13 / Juil

Trouble sur la titularité des droits d’auteur de l’œuvre d’Hergé

Le 29 mai 2015, un exemplaire spécial du tout premier album de Tintin, paru il y a 85 ans « Tintin au pays des Soviets », a été adjugé 30.000 euros lors d’une vente aux enchères de la maison Catawiki.

Lors de cette vente en ligne dédiée à l’œuvre de Hergé, un autre exemplaire de luxe de l’album « Tintin au Tibet » (1960) a été adjugé 13.000 euros, tandis qu’un exemplaire très rare du « Sceptre d’Ottokar » (1947) a été vendu pour la somme de 7.500 euros. Au total, la vente a rapporté quelque 150.000 euros.

Des chiffres qui donnent le vertige et qui ne font que rappeler l’intérêt toujours croissant des fans de cette œuvre. Un intérêt partagé avec les héritiers de l’auteur qui sont bien connus des tintinophiles habitués aux nombreux procès intentés et gagnés même contre les fans du reporter belge.

Mais aujourd’hui, la société Moulinsart SA, société chargée de l’exploitation commerciale de l’œuvre d’Hergé (produits dérivés, multimédia, applications…), vient de perdre son premier procès, aux Pays-Bas, sur l’utilisation d’extraits d’albums de « Tintin ». Une décision qui pourrait avoir de lourdes conséquences pour les héritiers.

En l’espèce, en 2012, Moulinsart SA avait attaqué en justice une petite association néerlandaise de fans de Tintin nommée la Société Hergé, fondée en 1999. Regroupant près de 650 membres, cette association édite, trois fois par an, un magazine de 32 à 40 pages intitulé « Duizend Bommen », destiné à ses membres. Les articles sur l’œuvre et la vie d’Hergé y sont illustrés de vignettes tirées des célèbres albums sans que les héritiers ne reçoivent aucune redevance liée à l’exploitation de l’œuvre.
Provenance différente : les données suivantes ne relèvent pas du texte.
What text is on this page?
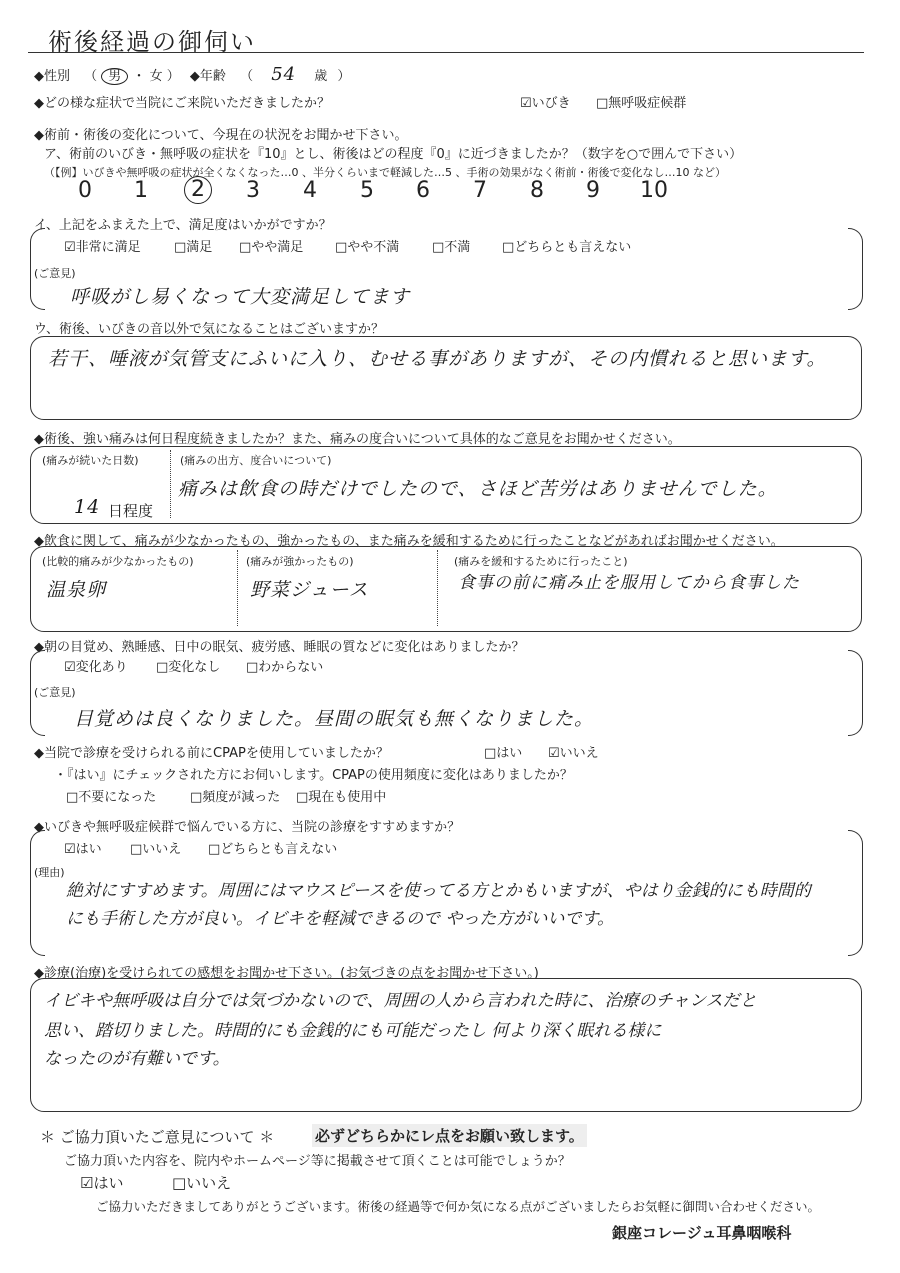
術後経過の御伺い
◆性別 （ 男 ・ 女 ） ◆年齢 （ 54 歳 ）
◆どの様な症状で当院にご来院いただきましたか？	☑いびき □無呼吸症候群
◆術前・術後の変化について、今現在の状況をお聞かせ下さい。
ア、術前のいびき・無呼吸の症状を『10』とし、術後はどの程度『0』に近づきましたか？（数字を○で囲んで下さい）
（【例】いびきや無呼吸の症状が全くなくなった…0 、半分くらいまで軽減した…5 、手術の効果がなく術前・術後で変化なし…10 など）
0 1	2	3 4 5 6 7 8 9 10
イ、上記をふまえた上で、満足度はいかがですか？
☑非常に満足	□満足 □やや満足 □やや不満	□不満 □どちらとも言えない
(ご意見)
呼吸がし易くなって大変満足してます
ウ、術後、いびきの音以外で気になることはございますか？
若干、唾液が気管支にふいに入り、むせる事がありますが、その内慣れると思います。
◆術後、強い痛みは何日程度続きましたか？また、痛みの度合いについて具体的なご意見をお聞かせください。
(痛みが続いた日数)
14 日程度
(痛みの出方、度合いについて)
痛みは飲食の時だけでしたので、さほど苦労はありませんでした。
◆飲食に関して、痛みが少なかったもの、強かったもの、また痛みを緩和するために行ったことなどがあればお聞かせください。
(比較的痛みが少なかったもの)
温泉卵
(痛みが強かったもの)
野菜ジュース
(痛みを緩和するために行ったこと)
食事の前に痛み止を服用してから食事した
◆朝の目覚め、熟睡感、日中の眠気、疲労感、睡眠の質などに変化はありましたか？
☑変化あり □変化なし □わからない
(ご意見)
目覚めは良くなりました。昼間の眠気も無くなりました。
◆当院で診療を受けられる前にCPAPを使用していましたか？	□はい ☑いいえ
・『はい』にチェックされた方にお伺いします。CPAPの使用頻度に変化はありましたか？
□不要になった	□頻度が減った □現在も使用中
◆いびきや無呼吸症候群で悩んでいる方に、当院の診療をすすめますか？
☑はい □いいえ □どちらとも言えない
(理由)
絶対にすすめます。周囲にはマウスピースを使ってる方とかもいますが、やはり金銭的にも時間的
にも手術した方が良い。イビキを軽減できるので やった方がいいです。
◆診療(治療)を受けられての感想をお聞かせ下さい。(お気づきの点をお聞かせ下さい。)
イビキや無呼吸は自分では気づかないので、周囲の人から言われた時に、治療のチャンスだと
思い、踏切りました。時間的にも金銭的にも可能だったし 何より深く眠れる様に
なったのが有難いです。
＊ ご協力頂いたご意見について ＊	必ずどちらかにレ点をお願い致します。
ご協力頂いた内容を、院内やホームページ等に掲載させて頂くことは可能でしょうか？
☑はい	□いいえ
ご協力いただきましてありがとうございます。術後の経過等で何か気になる点がございましたらお気軽に御問い合わせください。
銀座コレージュ耳鼻咽喉科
La société s’opposait donc à cette reproduction des vignettes sans versement de droit d’auteur car elle considérait que cette exploitation était contraire au droit d’auteur. D’ailleurs, rappellerait-elle, toutes les associations de fan de Tintin versent des droits d’auteur.

Mais rebondissement inattendu au Pays-Bas, contre toute attente, les défenseurs vont réussir à gagner le procès grâce à un document contractuel de 1942 dans lequel le dessinateur de Tintin cède le droit exclusif de publication des albums des aventures de Tintin à l’éditeur Casterman et non à la société Moulinsart SA.

Ainsi fin mai 2015, les juges de la Cour d’appel de La Haye ont indiqué qu’au vu du document en question : « Moulinsart n’est pas celui qui peut décider de qui peut publier des images tirées des albums et ne dispose donc pas des droits d’auteurs pertinents dans cette affaire. »

Moulinsart SA, qui n’a plus la qualité pour agir, ne peut légitiment attaquer cette association pour la reproduction des œuvres de Hergé. Pour cause, seul le titulaire du droit d’auteur peut se prévaloir d’une atteinte à ce droit.

Un jugement qui pourrait coûter très cher à Moulinsart SA, s’il faisait jurisprudence. Pour Stijn Verbeek, le secrétaire de la Société Hergé, se confiant à l’Agence France Presse, « La grande question, c’est de savoir s’ils (d’autres sociétés de fans) doivent continuer à payer Moulinsart ».

Dans Le Figaro, Emmanuel Pierrat, avocat parisien spécialiste du droit de l’édition, explique qu’il faut « mettre au clair la situation avec Casterman » car c’est désormais à eux que revient le choix d’interdire ou non la publication de vignettes. Il déclare à ce sujet :

« Casterman mène une politique plus cool vis-à-vis des Tintinophiles que Moulinsart et est plus à même de comprendre que le marché des albums de Tintin et la longévité de l’œuvre passent aussi par l’amour que l’on voue aux bandes dessinées. »

La société Moulinsart SA a décidé de contester la décision auprès de la Cour suprême des Pays Bas. Pour cause, les Editions Casterman tout comme la société Moulinsart SA sont surprises d’une telle décision car les deux groupes estiment que quand bien même Casterman possèderait les droits d’édition en toutes langues et pour le monde entier de l’œuvre, « tous les autres droits sont restés propriété d’Hergé, y compris les vignettes et autres dessins des albums exploités séparément ». Pour eux «la cour semble avoir fait une totale confusion entre les droits sur Tintin détenus respectivement par Moulinsart SA et les Éditions Casterman ».